In reading some recent filings, I came across this excellent take down of the Second Circuit Court’s opinion.
(1550 words)
The following is mostly from plaintiffs (good guys) in Kipke v. Moore in the District Court of Maryland. As mentioned the other day, the state is using the opinion out of the Second Circuit to bolster their arguments. The plaintiffs are having none of it.
—Kipke v. Moore, No. 1:23-cv-01293, slip op. at 1–2 (D. Md.)
NRA v. Bondi was the case down in Florida where the 3 judge panel found that 18, 19, and 20-year-olds were not part of “The People”. They published their opinion. Their opinion was immediately stayed by another judge on the Eleventh Circuit court. The case was then taken up en banc.

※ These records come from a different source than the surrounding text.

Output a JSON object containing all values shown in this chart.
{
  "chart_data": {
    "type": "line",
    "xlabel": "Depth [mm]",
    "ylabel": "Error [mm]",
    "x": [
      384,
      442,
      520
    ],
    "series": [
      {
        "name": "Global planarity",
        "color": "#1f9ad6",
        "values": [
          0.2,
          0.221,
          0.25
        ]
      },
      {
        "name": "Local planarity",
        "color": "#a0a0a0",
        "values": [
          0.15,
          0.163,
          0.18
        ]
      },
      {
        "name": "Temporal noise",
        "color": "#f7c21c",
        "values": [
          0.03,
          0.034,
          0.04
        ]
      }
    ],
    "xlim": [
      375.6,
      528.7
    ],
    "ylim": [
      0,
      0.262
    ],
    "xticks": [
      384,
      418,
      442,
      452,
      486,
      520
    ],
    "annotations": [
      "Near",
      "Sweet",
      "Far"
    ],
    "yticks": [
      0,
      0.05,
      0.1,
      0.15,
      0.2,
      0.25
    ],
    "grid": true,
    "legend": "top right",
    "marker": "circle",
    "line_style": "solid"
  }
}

We are waiting for the en banc panel to issue their opinion.
Citing to NRA v. Bondi as good case law is a profound error. It is no different than citing to —Dred Scott v. Sandford, 60 US 393 (Supreme Court 1857) to support a current regulation. (Dred Scott was an awful Supreme Court opinion that has been corrected by the Supreme Court.)
The Circuit Courts like to think of themselves as Supreme Courts. Even if the Supreme Court has told the Article III inferior courts how to do something, the Circuit Courts, which are inferior courts, will hold on to their past opinions with a stranglehold.
The Forth Circuit court should have had an easy task when asked if Kolbe is still good law. The Supreme Court just GVRed a case to the Fourth, telling them that using Kolbe they got it wrong. Yes, Kolbe is part of the dung heap of the past.
Depending on decisions, pre-dating Bruen is wrong. The problem that these rogue courts have, is that they don’t have any ground to stand on. Every time they think they are on firm ground, it turns to quicksand. They knew they were infringing when they used the means-end tests. They knew they were ignoring what the Supreme Court wanted. They were more concerned with their agenda.
In —Mcdonald V. Chicago, 177 L. Ed. 2d 894 (2010), the Supreme Court clearly stated that the Second Amendment is incorporated. That it applies to the states as well as the Federal government. For the Second Circuit to say that state law is somehow different is an abuse of their authority.